When your machine starts making more noise, you understand something must be wrong. Vibration analysis can determine whether it is system noise: cavitation, air flow, piping, or resonance; or machine related: bearing wear, imbalance, looseness, misalignment, etc... But it is not a lot of hocus pocus. All you need to do is understand what type of vibration data to collect, which may be different for each type of equipment, and observe the amplitude & trending.
Since my expertise is with blowers, motors, pumps & gearboxes, my vibration data collection centers primarily on the bearings. We measure in 3 planes: vertical , horizontal, and axial to the shaft. If the vertical and horizontal amplitudes(values) are nearly equal, there is very little, or no imbalance. Imbalance almost always exhibits itself in the horizontal plane. In fact, the difference between the vertical and horizontal readings can be a measure of the amount, or severity, of rotor imbalance.
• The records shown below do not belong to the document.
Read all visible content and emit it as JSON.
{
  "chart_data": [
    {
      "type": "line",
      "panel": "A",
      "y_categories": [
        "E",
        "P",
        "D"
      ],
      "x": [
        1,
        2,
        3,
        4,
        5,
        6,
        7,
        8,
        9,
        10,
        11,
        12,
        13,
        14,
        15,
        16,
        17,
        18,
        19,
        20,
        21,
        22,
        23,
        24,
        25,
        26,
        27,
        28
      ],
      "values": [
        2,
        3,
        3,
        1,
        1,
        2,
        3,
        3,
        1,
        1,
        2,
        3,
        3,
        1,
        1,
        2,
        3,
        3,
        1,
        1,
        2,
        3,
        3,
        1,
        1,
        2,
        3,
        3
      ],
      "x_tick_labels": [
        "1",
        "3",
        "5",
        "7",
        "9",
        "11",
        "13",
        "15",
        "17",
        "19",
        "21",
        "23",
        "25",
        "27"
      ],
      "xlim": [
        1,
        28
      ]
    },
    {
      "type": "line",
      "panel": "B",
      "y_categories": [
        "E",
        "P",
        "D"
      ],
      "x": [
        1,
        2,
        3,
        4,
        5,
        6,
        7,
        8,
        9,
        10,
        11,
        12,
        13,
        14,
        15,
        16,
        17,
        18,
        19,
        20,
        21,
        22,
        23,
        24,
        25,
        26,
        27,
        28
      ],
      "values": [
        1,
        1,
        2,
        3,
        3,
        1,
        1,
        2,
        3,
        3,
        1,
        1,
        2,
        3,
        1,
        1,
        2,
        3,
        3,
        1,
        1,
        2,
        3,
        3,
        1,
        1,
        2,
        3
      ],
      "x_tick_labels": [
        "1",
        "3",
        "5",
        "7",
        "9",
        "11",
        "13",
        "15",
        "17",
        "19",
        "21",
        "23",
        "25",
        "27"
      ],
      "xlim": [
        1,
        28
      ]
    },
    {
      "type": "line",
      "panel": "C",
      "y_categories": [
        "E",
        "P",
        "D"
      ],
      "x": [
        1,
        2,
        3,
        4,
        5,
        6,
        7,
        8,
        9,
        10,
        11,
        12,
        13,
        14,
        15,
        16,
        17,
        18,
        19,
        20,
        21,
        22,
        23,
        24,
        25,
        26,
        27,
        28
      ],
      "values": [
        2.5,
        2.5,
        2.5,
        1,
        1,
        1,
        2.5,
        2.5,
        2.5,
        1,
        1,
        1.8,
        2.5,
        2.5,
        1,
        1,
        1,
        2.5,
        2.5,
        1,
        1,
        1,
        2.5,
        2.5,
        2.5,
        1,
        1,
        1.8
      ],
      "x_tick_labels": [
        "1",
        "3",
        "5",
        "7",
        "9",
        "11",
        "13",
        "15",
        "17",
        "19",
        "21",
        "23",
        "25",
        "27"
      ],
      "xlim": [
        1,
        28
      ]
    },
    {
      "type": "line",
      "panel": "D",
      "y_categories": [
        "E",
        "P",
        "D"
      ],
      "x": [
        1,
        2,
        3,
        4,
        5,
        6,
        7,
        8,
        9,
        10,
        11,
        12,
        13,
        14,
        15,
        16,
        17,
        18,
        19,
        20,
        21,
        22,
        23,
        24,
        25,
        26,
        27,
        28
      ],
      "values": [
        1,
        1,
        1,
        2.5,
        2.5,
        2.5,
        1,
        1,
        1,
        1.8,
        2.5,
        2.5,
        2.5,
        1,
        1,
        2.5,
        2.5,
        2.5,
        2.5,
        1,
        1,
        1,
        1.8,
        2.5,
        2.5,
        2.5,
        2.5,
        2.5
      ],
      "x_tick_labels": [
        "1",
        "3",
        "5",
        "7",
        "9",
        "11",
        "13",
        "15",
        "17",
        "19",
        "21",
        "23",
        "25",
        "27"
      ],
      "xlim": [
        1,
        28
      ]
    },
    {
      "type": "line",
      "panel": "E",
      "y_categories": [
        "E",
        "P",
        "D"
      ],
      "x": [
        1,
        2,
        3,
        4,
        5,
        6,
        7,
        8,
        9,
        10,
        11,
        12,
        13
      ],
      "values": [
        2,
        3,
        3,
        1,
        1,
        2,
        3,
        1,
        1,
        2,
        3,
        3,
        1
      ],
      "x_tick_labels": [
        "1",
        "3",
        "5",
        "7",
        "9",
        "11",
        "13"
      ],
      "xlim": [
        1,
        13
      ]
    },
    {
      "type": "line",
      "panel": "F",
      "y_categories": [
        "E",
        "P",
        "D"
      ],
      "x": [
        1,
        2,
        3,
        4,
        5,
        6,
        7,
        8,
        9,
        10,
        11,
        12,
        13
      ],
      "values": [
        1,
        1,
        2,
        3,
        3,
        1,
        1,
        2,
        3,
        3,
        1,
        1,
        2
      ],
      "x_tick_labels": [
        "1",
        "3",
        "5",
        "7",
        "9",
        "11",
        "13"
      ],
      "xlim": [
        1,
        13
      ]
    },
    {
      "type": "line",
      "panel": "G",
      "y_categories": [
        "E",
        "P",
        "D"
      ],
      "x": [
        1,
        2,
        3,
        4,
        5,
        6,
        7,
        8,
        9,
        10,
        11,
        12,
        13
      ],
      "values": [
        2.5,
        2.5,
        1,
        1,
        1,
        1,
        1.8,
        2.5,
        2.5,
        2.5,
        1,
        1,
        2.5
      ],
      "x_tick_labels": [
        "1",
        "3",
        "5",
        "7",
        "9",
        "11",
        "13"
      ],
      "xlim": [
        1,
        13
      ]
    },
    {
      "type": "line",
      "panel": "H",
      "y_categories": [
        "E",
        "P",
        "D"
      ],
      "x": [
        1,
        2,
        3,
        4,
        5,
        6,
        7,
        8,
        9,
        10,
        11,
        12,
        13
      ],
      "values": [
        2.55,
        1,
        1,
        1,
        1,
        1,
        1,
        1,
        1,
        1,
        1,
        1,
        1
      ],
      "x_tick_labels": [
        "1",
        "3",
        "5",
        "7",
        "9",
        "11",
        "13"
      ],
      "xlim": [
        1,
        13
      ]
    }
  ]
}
Axial vibration levels should be less than half of radial(vertical and horizontal) levels. If axials are high, suspect shaft misalignment. With detailed analysis of the vibration spectrums, a trained technician could tell you whether the misalignment is radial, or angular. Some vibration spectrums can tell you if there is looseness, v-belt wear, bearing wear, twisting of the baseplate, or resonance.
Most good analyzers now have a measurement for bearing condition. It is often called an envelope spectrum that is a snapshot of the high bearing frequencies that is extrapolated, "computerized" with an FFT calculation, and then given a severity value. With my software, 0 - .05 g's/sec is considered measurement of a new bearing, .10 - .30 g's/sec. is a good running bearing, and .75 g's/sec is considered a worn, or even bad, bearing.
However, true vibration analysis must incorporate trending. Measure the vibration now, then in a week from now, and then maybe in a month from now, to see if the vibration is changing in amplitude or frequency. A vibration amplitude that increases from one day to the next, confirms the problem is getting worse. By the same token, if you measure a relatively high reading, and it doesn't change over the course of a week, month, or even a year, this could be "normal" for a particular point on a machine.
Likewise with a bearing condition reading. I could measure .50 g's/sec on a bearing and think it may be going bad, but after 6 months it doesn't change, than I may be picking up other high frequency noise. Maybe from other machines in the room, or the floor above or below, or even air noise through the butterfly valve. I've opened the inlet b-fly valve on an air blower and "improved" the bearing condition.
Vibration analysis can be considered expensive, and not everyone can be trained to understand spectrum analysis. But as a tool in your own PM program, it will prove itself and save you many $$ in repair costs. Invest in PM, it will save you money!